Developed their own asynchronous communication technology to get around windows networking problems and treat servers as a group. Can ship a .cs file, compile it, run it, and ship the response back.
Codespew. Pushes code updates on their communication technology. Used to do 5 code pushes a day, now down to 1 a week.
You can build big websites using Microsoft tech.
A cache should have been used from the beginning.
The cache is a better place to store transitory data that doesn’t need to be recorded in a database, such as temporary files created to track a particular user’s session on the Web site.
Built in OS features to detect denial of service attacks can cause inexplicable failures.
Distribute your data to geographically diverse data centers to handle power failures.
Consider using virtualized storage/clustered file systems from the start.
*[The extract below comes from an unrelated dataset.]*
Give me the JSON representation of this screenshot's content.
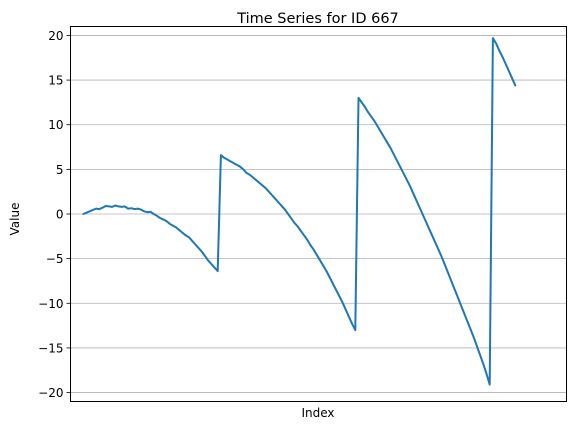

It allows you to massively parallelize IO access while being able to add disk as needed without any reorganization needed.
Develop tools that work in a production environment. Can’t simulate everything in test environment. The scale and variety of uses APIs are put to can’t be simulated in QA during testing. Legitimate users and hackers will run into corner cases that weren’t hit in testing, though QA will find most of the problems.
Throw hardware at problems. Easier than changing their backend software to a new way of doing things. The example is they add a new database server for every million users. It might be more efficient to change their approach to more efficiently use the database hardware, but it’s easier just to add servers. For now.